LadyV :hugs: I'm so sorry. I hope that the IVF clinic can help you both. I can't imagine how either of you feel. I hope you guys can enjoy a night out.
 
LadyV :hugs: I'm so sorry. I hope that the IVF clinic can help you both. I can't imagine how either of you feel. I hope you guys can enjoy a night out.

Thank you. I'm kind of in a state of numb disbelief... I feel robbed of time and hope. We can't even try anymore because there's literally no chance with no sperm. I'm going to keep wearing my Ava bracelet not not bother with plugging anything into FF or use OPKs.
 
I’m sorry LadyV. I can’t imagine how hard this must be. I just had to google varicoceles, but it sounds like what my friends DH had. I think I mentioned it. Do I understand right, that your DH is making sperm, but the varicoceles prevents it from coming out? If so I hope he can get the surgery and you guys get to try again soon. Sending hugs
 
I’m sorry LadyV. I can’t imagine how hard this must be. I just had to google varicoceles, but it sounds like what my friends DH had. I think I mentioned it. Do I understand right, that your DH is making sperm, but the varicoceles prevents it from coming out? If so I hope he can get the surgery and you guys get to try again soon. Sending hugs

Thank you. From what my husband told me, the doctor made it sound like he isn't producing sperm. The only way we'd know is if he had a TESE where they go in and see if there are any sperm to extract. I don't know what the specialist will recommend. I just hope that it won't take us long to get an appointment.
 
Knowing myself waiting for an appointment would be so hard. I’m the type of person who wants to “fix” things right away. I wish you lots of strength on your journey and keep my fingers crossed that there is still a “simple” surgery that can be done. Please keep us updated when you can meet with the specialist.
 
LadyV agree with Mom15. Please keep us updated. I'm assuming you are just waiting to here from clinic to get an appt scheduled?
 
Knowing myself waiting for an appointment would be so hard. I’m the type of person who wants to “fix” things right away. I wish you lots of strength on your journey and keep my fingers crossed that there is still a “simple” surgery that can be done. Please keep us updated when you can meet with the specialist.

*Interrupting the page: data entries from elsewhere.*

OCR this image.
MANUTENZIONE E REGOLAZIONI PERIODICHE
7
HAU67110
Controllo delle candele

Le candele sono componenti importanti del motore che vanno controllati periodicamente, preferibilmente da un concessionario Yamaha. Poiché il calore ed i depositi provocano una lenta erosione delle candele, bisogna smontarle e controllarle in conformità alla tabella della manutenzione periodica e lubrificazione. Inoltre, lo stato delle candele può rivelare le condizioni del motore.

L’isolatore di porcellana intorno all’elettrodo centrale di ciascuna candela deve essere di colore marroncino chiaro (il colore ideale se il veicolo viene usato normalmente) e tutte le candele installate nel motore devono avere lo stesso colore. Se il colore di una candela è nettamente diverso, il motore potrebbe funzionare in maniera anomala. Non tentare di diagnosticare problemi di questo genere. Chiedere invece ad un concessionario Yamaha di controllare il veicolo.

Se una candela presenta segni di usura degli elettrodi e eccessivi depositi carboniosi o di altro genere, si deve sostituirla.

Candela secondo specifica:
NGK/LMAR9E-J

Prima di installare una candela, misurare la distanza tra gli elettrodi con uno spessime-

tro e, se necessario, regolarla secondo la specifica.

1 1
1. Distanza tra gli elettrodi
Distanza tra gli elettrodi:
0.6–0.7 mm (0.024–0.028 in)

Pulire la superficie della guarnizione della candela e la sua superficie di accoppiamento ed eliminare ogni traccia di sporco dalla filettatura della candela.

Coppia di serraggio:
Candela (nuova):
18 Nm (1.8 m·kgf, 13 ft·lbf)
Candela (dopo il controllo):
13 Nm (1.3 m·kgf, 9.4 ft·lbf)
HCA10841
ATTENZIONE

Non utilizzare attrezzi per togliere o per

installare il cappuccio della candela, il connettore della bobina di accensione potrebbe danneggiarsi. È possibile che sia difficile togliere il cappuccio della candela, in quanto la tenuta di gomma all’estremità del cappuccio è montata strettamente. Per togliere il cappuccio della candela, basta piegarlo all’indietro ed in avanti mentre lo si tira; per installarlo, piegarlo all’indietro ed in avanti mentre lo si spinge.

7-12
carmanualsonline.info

LadyV agree with Mom15. Please keep us updated. I'm assuming you are just waiting to here from clinic to get an appt scheduled?

Well now I'm just pissed off, because my husband called the IVF center this morning and they told him that his urologist should be helping us with next steps, as they only deal with the female patient once it's time to do IUI or IVF. I don't think my husband mentioned that he met with a PA and not his urologist on Friday. So I don't know if this woman didn't know what she was talking about or what, but I've encouraged him to call them immediately and get things figured out. Today he said that she did mention a biopsy (a TESE I'm assuming) but I don't see why she wouldn't have moved forward with treating him there rather than sending us somewhere that can't do anything for us right now.

As much as I want to jump in and start making phone calls and getting answers, I'm just trying to breathe and let him handle this. I think it's better for his ego if I trust him to do research and get things straightened out. It's horrible for my own sanity and thin patience, but good for him. I'm looking into counseling for myself in the meantime. Pray for me, ladies! I'm losing it.